Si bien durante todo el siglo XX la obligatoriedad escolar fue ora un dato presentado como "natural" por parte de las sociedades que se mostraban más avanzadas, ora una proclama política de los sectores sociales partidarios de la distribución generalizada de la educación escolar, el proceso de fijación de la infancia en el interior de escuelas llevó un largo tiempo y no desdeñó recursos para alcanzarlo llegando, incluso, a la utilización de la fuerza policial para conseguir este cometido.5 5 Como diferentes investigaciones lo reflejan para los respectivos espacios nacionales, la policía no dejó de jugar un papel central en la incorporación de ingentes masas infantiles a las escuelas. Véase, por ejemplo, Martinez Boom (2005).

La obligatoriedad escolar definida por el Estado trae consigo la construcción de un determinado criterio de educabilidad infantil; es decir, una definición de quiénes y en qué condiciones son educables pero en el escenario de un Estado democrático, la educabilidad es ex ante universal y en virtud del principio de igualdad no deben existir limitaciones a la escolaridad basadas en criterios sociales, políticos, ideológicos, religiosos, de género o étnicos.

Este escenario presupone que todos los seres humanos poseen un bagaje genético equivalente y por lo tanto similares capacidades inscriptas en su potencial de partida: no hay diferencias significativas entre hombres y mujeres, razas, condiciones sociales de nacimiento o cualquier otra diferenciación por el estilo. Sin embargo, la delimitación precisa de la educabilidad predispuso a la existencia de algunas restricciones socialmente aceptables y por ende no concebidas como acciones discriminatorias sino más bien como prácticas naturales de la organización de lo escolar.

Una de ellas es la propia delimitación etaria: el Estado, por medio de su burocracia y amparada discursivamente en los avances de la pediatría, la psicología del niño y la pedagogía, define cuándo es el momento adecuado para que los individuos sean obligados a educarse en escuelas, asignando, además, ciertos lugares escolares en función de la edad. La matriz originaria de esta delimitación esta en los viejos textos pedagógicos del siglo XVII pero, con el tiempo, las disciplinas dedicadas al estudio de la infancia hicieron más sofisticada la mirada sobre el tema.

En efecto, en la Didactica magna, Comenius (1986) separa en cuatro las "edades de la vida" e incluye a cada una de ellas en un momento de la escolarización: hasta los 6 años en la escuela materna, hasta los 12 en la elemental, hasta los 18 en el gimnasio y hasta los 24 en la academia. Si bien con el tiempo la psicología del niño y la pedagogía refinaron algunas de estas categorizaciones, casi todos los sistemas educativos estatales han confirmado la intuición comeniana y la han mantenido a lo largo de los siglos.

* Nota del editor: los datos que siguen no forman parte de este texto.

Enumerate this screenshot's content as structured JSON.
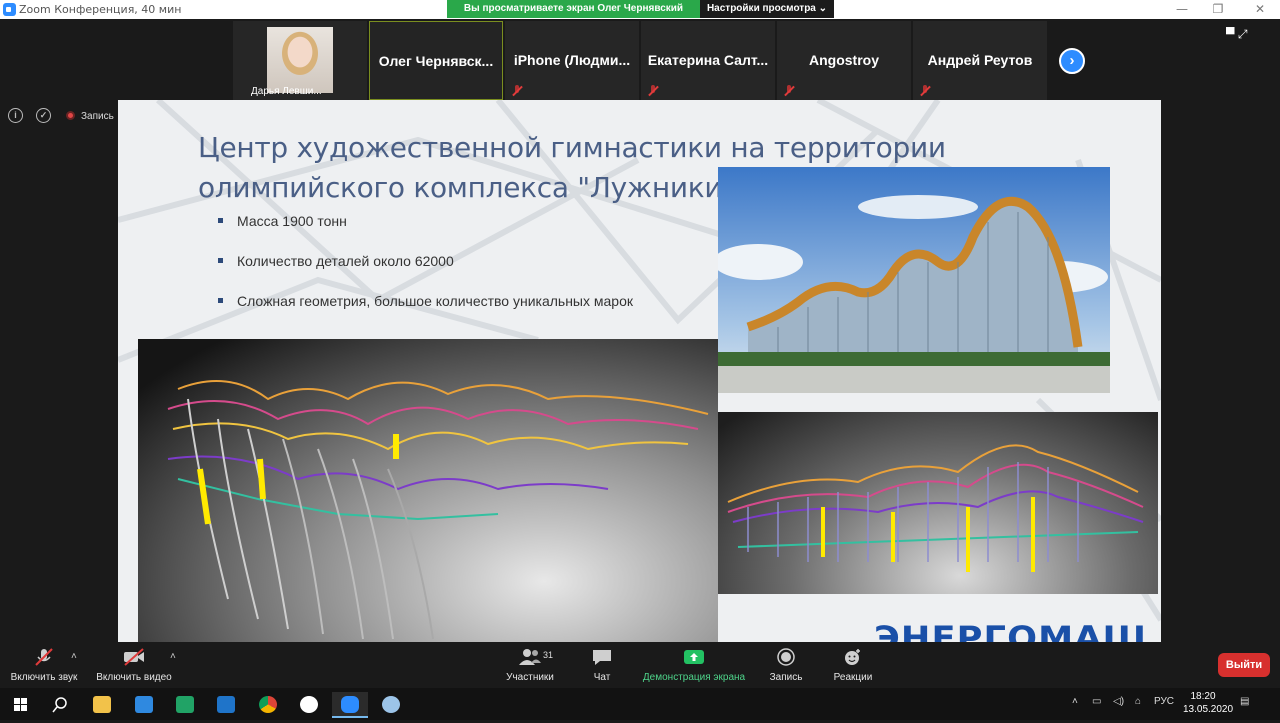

Otra delimitación supuestamente natural consecuente con criterios de educabilidad presente en nuestro escenario consistió en la identificación de aquellos niños que por motivos igualmente naturales no pueden ser educados en escuelas. Tanto el criterio de educabilidad como el procedimiento de su identificación y posterior discriminación también en este caso corresponden a la burocracia estatal en consonancia con avances científicos, pero en este tipo de situaciones, y a diferencia de la permanencia notable en el tiempo de la delimitación etaria, la determinación de los niños no-educables en escuelas suele variar continuamente y, en nuestro escenario, los estados democráticos obligan a que estos individuos se eduquen pero en escuelas especiales en lugar de escuelas comunes.

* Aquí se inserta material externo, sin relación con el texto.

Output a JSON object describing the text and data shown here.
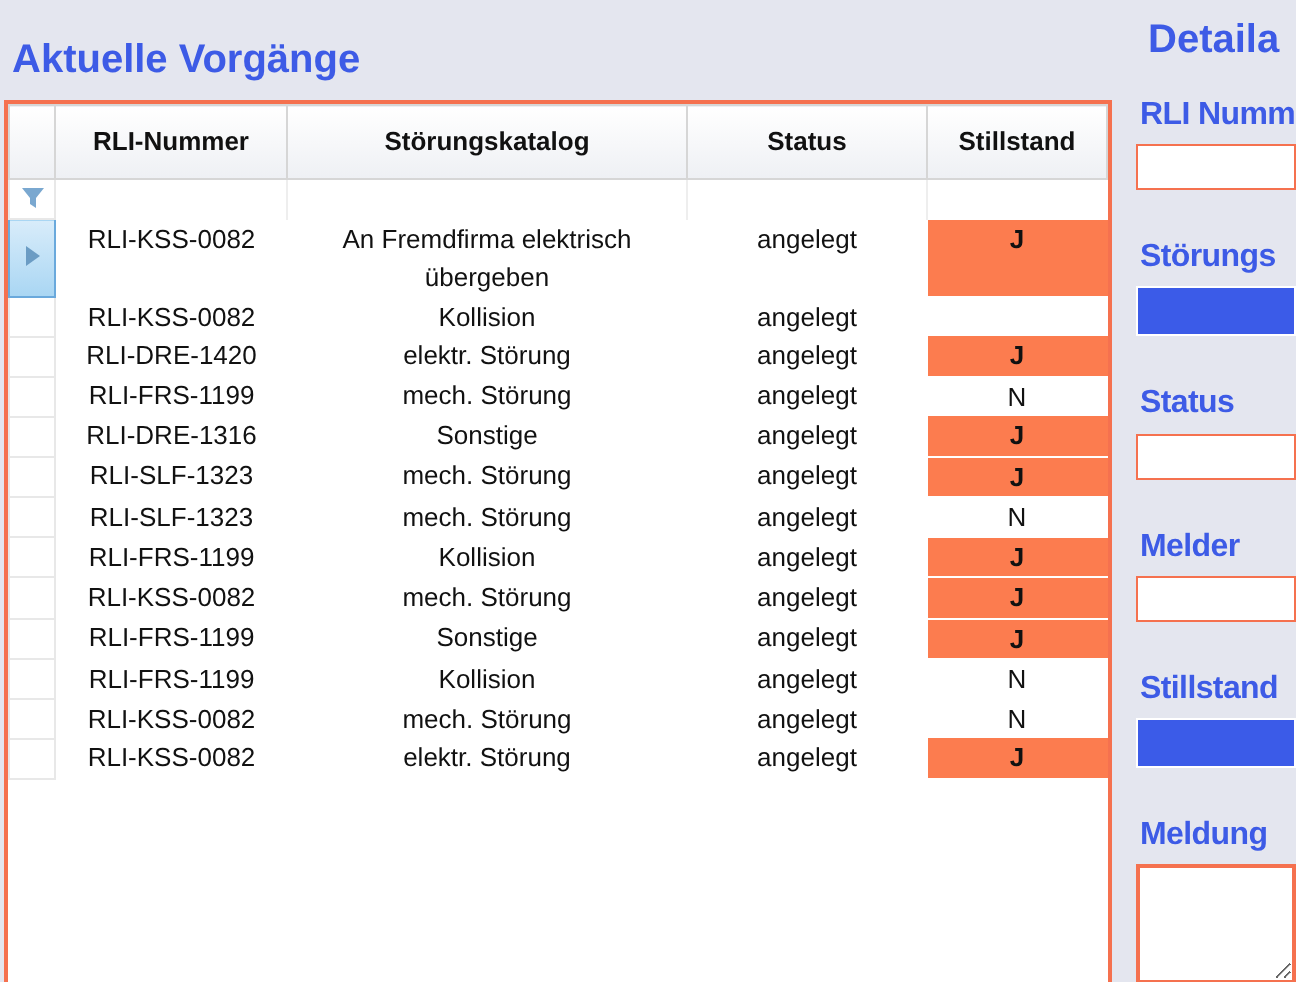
{
  "left_panel": {
    "title": "Aktuelle Vorgänge"
  },
  "table": {
    "columns": [
      "RLI-Nummer",
      "Störungskatalog",
      "Status",
      "Stillstand"
    ],
    "rows": [
      {
        "rli": "RLI-KSS-0082",
        "katalog": "An Fremdfirma elektrisch übergeben",
        "status": "angelegt",
        "stillstand": "J",
        "flagged": true,
        "selected": true
      },
      {
        "rli": "RLI-KSS-0082",
        "katalog": "Kollision",
        "status": "angelegt",
        "flagged": false,
        "selected": false
      },
      {
        "rli": "RLI-DRE-1420",
        "katalog": "elektr. Störung",
        "status": "angelegt",
        "stillstand": "J",
        "flagged": true,
        "selected": false
      },
      {
        "rli": "RLI-FRS-1199",
        "katalog": "mech. Störung",
        "status": "angelegt",
        "stillstand": "N",
        "flagged": false,
        "selected": false
      },
      {
        "rli": "RLI-DRE-1316",
        "katalog": "Sonstige",
        "status": "angelegt",
        "stillstand": "J",
        "flagged": true,
        "selected": false
      },
      {
        "rli": "RLI-SLF-1323",
        "katalog": "mech. Störung",
        "status": "angelegt",
        "stillstand": "J",
        "flagged": true,
        "selected": false
      },
      {
        "rli": "RLI-SLF-1323",
        "katalog": "mech. Störung",
        "status": "angelegt",
        "stillstand": "N",
        "flagged": false,
        "selected": false
      },
      {
        "rli": "RLI-FRS-1199",
        "katalog": "Kollision",
        "status": "angelegt",
        "stillstand": "J",
        "flagged": true,
        "selected": false
      },
      {
        "rli": "RLI-KSS-0082",
        "katalog": "mech. Störung",
        "status": "angelegt",
        "stillstand": "J",
        "flagged": true,
        "selected": false
      },
      {
        "rli": "RLI-FRS-1199",
        "katalog": "Sonstige",
        "status": "angelegt",
        "stillstand": "J",
        "flagged": true,
        "selected": false
      },
      {
        "rli": "RLI-FRS-1199",
        "katalog": "Kollision",
        "status": "angelegt",
        "stillstand": "N",
        "flagged": false,
        "selected": false
      },
      {
        "rli": "RLI-KSS-0082",
        "katalog": "mech. Störung",
        "status": "angelegt",
        "stillstand": "N",
        "flagged": false,
        "selected": false
      },
      {
        "rli": "RLI-KSS-0082",
        "katalog": "elektr. Störung",
        "status": "angelegt",
        "stillstand": "J",
        "flagged": true,
        "selected": false
      }
    ]
  },
  "detail_panel": {
    "title": "Detaila",
    "fields": [
      {
        "label": "RLI Numm",
        "kind": "text"
      },
      {
        "label": "Störungs",
        "kind": "dropdown"
      },
      {
        "label": "Status",
        "kind": "text"
      },
      {
        "label": "Melder",
        "kind": "text"
      },
      {
        "label": "Stillstand",
        "kind": "dropdown"
      },
      {
        "label": "Meldung",
        "kind": "textarea"
      }
    ]
  }
}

Con el tiempo, muchas de las exclusiones escolares basadas en la capacidad intelectual o emocional de los niños fueron denunciadas por las pedagogías críticas como encubridoras de verdaderas exclusiones basadas en cuestiones de género, etnia o clase social. En esta línea, a lo largo del tiempo fueron cayendo diferentes estereotipos: de género como la creencia de que las mujeres eran menos competentes que los hombres para resolver problemas que requirieran altas dosis de abstracción, estereotipos raciales o étnicos, como el que postulaba que los negros sólo podían acceder a unos pocos conocimientos básicos, ya que su principal destreza era la fuerza física, o de clase social, como los estereotipos que postulaban que los hijos de obreros sólo podían recibir educación vinculada al trabajo manual ya que otro tipo de saberes iría en detrimento de sus genuinas aspiraciones culturales.6 6 Resulta materialmente imposible reseñar en una nota al pie los aportes de la pedagogía crítica denunciando estereotipos de género, clase, raza etc. Podríamos afirmar que estas objeciones, paradójicamente, forman parte del mainstream de nuestro escenario y que lo crítico ya se convirtió en el canon.

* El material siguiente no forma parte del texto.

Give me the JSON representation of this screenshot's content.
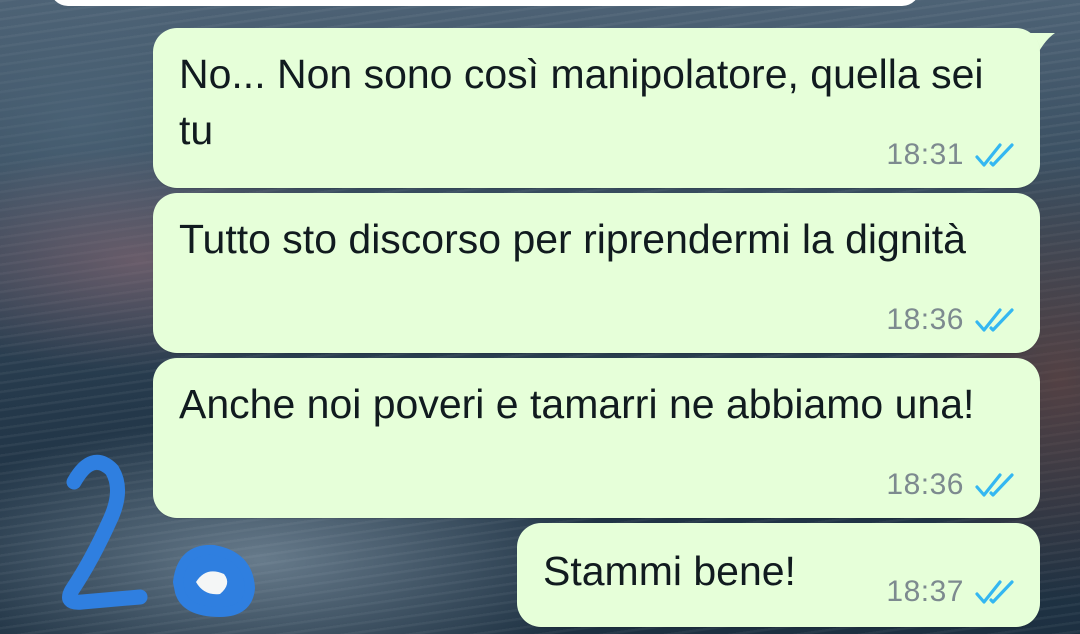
{
  "chat": {
    "messages": [
      {
        "text": "No... Non sono così manipolatore, quella sei tu",
        "time": "18:31",
        "status": "read-double-check"
      },
      {
        "text": "Tutto sto discorso per riprendermi la dignità",
        "time": "18:36",
        "status": "read-double-check"
      },
      {
        "text": "Anche noi poveri e tamarri ne abbiamo una!",
        "time": "18:36",
        "status": "read-double-check"
      },
      {
        "text": "Stammi bene!",
        "time": "18:37",
        "status": "read-double-check"
      }
    ]
  },
  "colors": {
    "bubble_outgoing": "#e6ffd9",
    "read_tick": "#34b7f1",
    "time_text": "#7d8a8f",
    "doodle": "#2f7fe0"
  },
  "overlay": {
    "handwritten_text": "20"
  }
}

El discurso de la pedagogía crítica, pues, llegó para quedarse y gracias en gran medida a su contribución, una a una fueron cediendo las resistencias formales e incluso implícitas a educar a un todos generalizado e irrestricto. El "derecho a la educación" pasó a ser universalizado como un derecho inalienable de la infancia y ya nadie osa cuestionar públicamente la pertinencia de un criterio de educabilidad extendido al máximo. Obviamente, las lógicas de la exclusión de la infancia en la escuela fundamental se han hecho más sutiles, prácticamente invisibles pero en rigor de verdad no resisten ni por un momento su desenmascaramiento ni la denuncia pública: ya nadie predica, como antaño, que alguien merezca o necesite menos o peor educación que ningún otro.7 7 El caso paradigmático está representado por la obra de John Locke (1971).

Tanto la obligatoriedad expresada legalmente a la concurrencia a la escuela como la compulsión práctica mediante el uso estatal de la violencia y la generalización de los beneficios de la educabilidad expresan la existencia de otro principio fundamental en este escenario: el interés por la infancia apenas parcialmente representado por sus respectivos progenitores: la infancia es también, y sobre todo, razón de Estado. El estatuto legal de la infancia en la cultura occidental

–en nuestro escenario– no está limitado solamente a las decisiones privadas de sus padres respecto de su futuro –la denominada patria potestad– sino que estas decisiones, cuando están vinculadas a aspectos significativos de su crianza y educación deben, como mínimo, ser confirmadas por el Estado.8 8 La posibilidad que brinda la modernidad de que la infancia pueda ser asumida como potestad adulta se corresponde con el desarrollo de una derivación del concepto kantiano de "minoría de edad" que por motivos de espacio no habremos de desarrollar en el presente trabajo. Un acercamiento podrá hallarse en Narodowski (2011).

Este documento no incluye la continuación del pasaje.